Thersites is a fascinating character. As a Greek slave, he occupies the lowest rung of the ladder in Trojan society, and yet he seems to given words of immense wisdom as he comments upon the various foibles and idiosyncracies of those characters who are placed way above him. Whilst his language is often rather ribald and abusive, he is the only character who can be said to be a moralist in this play, and seems to express the views of Shakespeare as he provides a somewhat sarcastic and bleak commentary on the character failings of those who, in society's eyes, at least, are above him. Note his famous comment in Act II scene 3, when he argues, based on the devolution of the love between the two title characters, that "all argument is a whore and a cuckold." Thersites is therefore used to point out the base and mean nature of the characters that we would expect to be moral exemplars.

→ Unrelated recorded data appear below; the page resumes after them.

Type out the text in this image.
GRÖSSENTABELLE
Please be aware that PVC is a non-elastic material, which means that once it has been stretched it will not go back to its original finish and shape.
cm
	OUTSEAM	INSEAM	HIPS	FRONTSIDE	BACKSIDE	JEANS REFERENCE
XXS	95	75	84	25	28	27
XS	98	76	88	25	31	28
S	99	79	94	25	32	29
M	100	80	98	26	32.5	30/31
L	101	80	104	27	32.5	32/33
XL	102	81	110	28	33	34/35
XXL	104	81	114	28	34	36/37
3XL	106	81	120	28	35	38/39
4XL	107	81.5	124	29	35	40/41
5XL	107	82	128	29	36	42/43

Aaron, on the other hand, seems to be a massive bundle of contradictions. Whilst he seems to be the embodiment of evil, playing the role of villain with great gusto and deliberately perpetrating terrible events in this play, at the same time he is an incredibly engaging character that draws the audience in to his confidence through his soliloquies. Whilst his evil deeds are clear, at the same time we are prevented from regarding him as simply a monster through the humanity that he evinces in his love of his son. Note how he is swift to discard Tamora and his role as her lover with the various rights and privileges that this gives him to seek his child's safety. In the same way, he is willing to reveal the many wrongs committed against the family of Titus Andronicus in exchange for the life of his son. Every time we are tempted to consider him as a character consumed completely by evil, such instances remind us of his humanity.
Perhaps the central similarity between these two characters therefore lies in the way that both defy our expectations. Thersites is a character who shows himself to be more noble than the lords of Athens and Sparta, whilst Aaron seems to delight in vexing our ability to make a judgement on his character.